The amendment keeps the deal's basic structure intact. Kaga still wants to make Shinko Shoji a wholly owned subsidiary, the minimum purchase target remains 19,226,700 shares, and Shinko Shoji's stance stays the same: it supports the offer, while leaving the decision on whether to tender to shareholders.
| Feature | Before amendment | After amendment |
|---|---|---|
| Offer period | May 18 to June 26, 2026 (30 business days) | May 18 to July 14, 2026 (42 business days) |
| Offer price | ¥1,580 per share | ¥1,580 per share |
| Minimum purchase target | 19,226,700 shares | 19,226,700 shares |
| Settlement start | July 3, 2026 | July 22, 2026 |
| Extraordinary shareholder meeting, if held | Targeted for early September 2026 | Targeted for late September 2026 |
For shareholders and event-driven investors, the practical change is mostly calendar. The start of settlement moves to July 22 from July 3, and if the tender succeeds the extraordinary shareholder meeting that would handle the follow-on share consolidation is now pencilled in for late September rather than early September. In other words, more time to decide, more time to get paid, and more time before the endgame.

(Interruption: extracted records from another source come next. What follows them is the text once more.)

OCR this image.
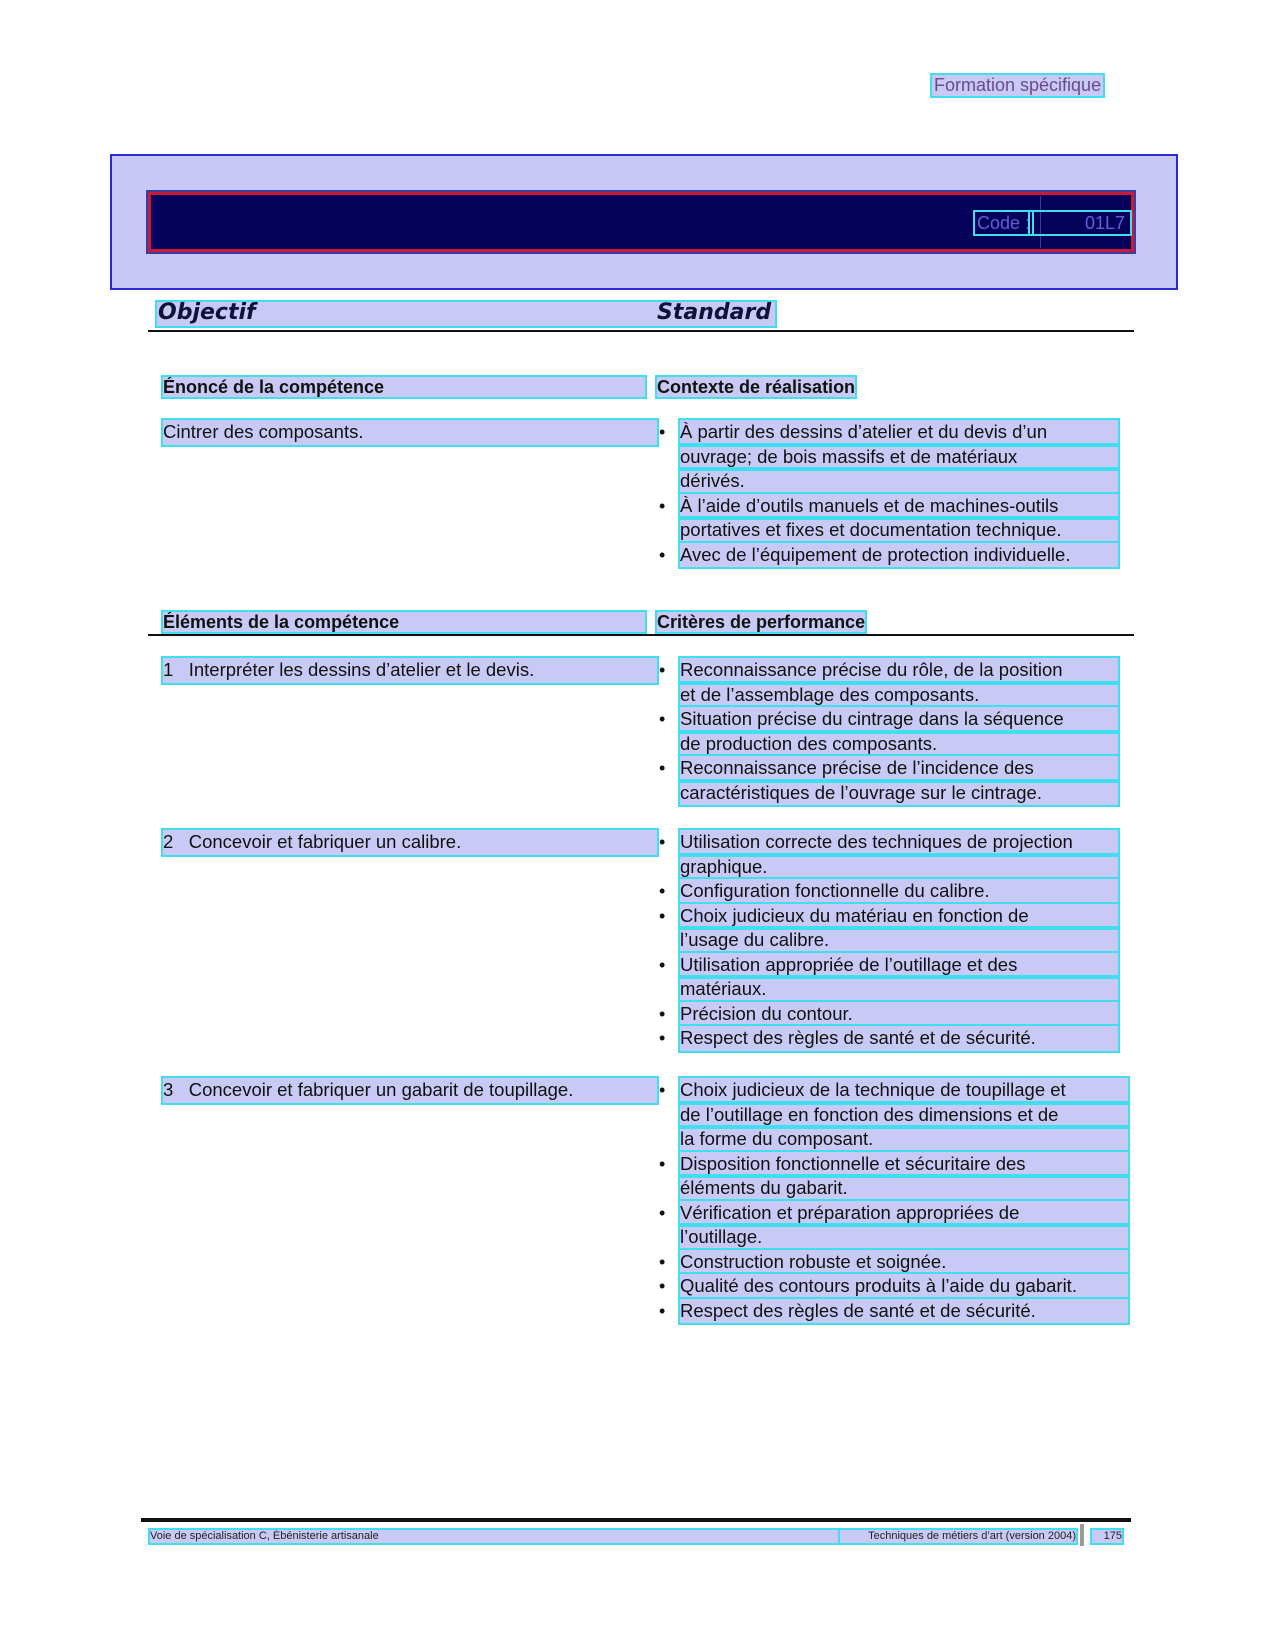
Formation spécifique
Code :	01L7
Objectif	Standard
Énoncé de la compétence	Contexte de réalisation
Cintrer des composants.	• À partir des dessins d’atelier et du devis d’un
ouvrage; de bois massifs et de matériaux
dérivés.
• À l’aide d’outils manuels et de machines-outils
portatives et fixes et documentation technique.
• Avec de l’équipement de protection individuelle.
Éléments de la compétence	Critères de performance
1 Interpréter les dessins d’atelier et le devis.	• Reconnaissance précise du rôle, de la position
et de l’assemblage des composants.
• Situation précise du cintrage dans la séquence
de production des composants.
• Reconnaissance précise de l’incidence des
caractéristiques de l’ouvrage sur le cintrage.
2 Concevoir et fabriquer un calibre.	• Utilisation correcte des techniques de projection
graphique.
• Configuration fonctionnelle du calibre.
• Choix judicieux du matériau en fonction de
l’usage du calibre.
• Utilisation appropriée de l’outillage et des
matériaux.
• Précision du contour.
• Respect des règles de santé et de sécurité.
3 Concevoir et fabriquer un gabarit de toupillage.	• Choix judicieux de la technique de toupillage et
de l’outillage en fonction des dimensions et de
la forme du composant.
• Disposition fonctionnelle et sécuritaire des
éléments du gabarit.
• Vérification et préparation appropriées de
l’outillage.
• Construction robuste et soignée.
• Qualité des contours produits à l’aide du gabarit.
• Respect des règles de santé et de sécurité.
Voie de spécialisation C, Ébénisterie artisanale	Techniques de métiers d’art (version 2004)	175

Kaga says the reason for the extension is procedural rather than financial. After weighing tendering progress and the outlook for further acceptances, it decided shareholders should have more time to judge the bid. The documents also lean on process: they note that the statutory minimum tender period is 20 business days, while the amended offer runs for 42 business days, a longer window the companies say helps preserve a fuller decision period and room for competing bids.
That still leaves one obvious unknown, whether extra time without richer terms is enough to draw in additional shares. On the disclosed facts, the read-through is plain enough: shareholders get a longer clock, the same cash terms, and a later squeeze-out timetable if the bid clears.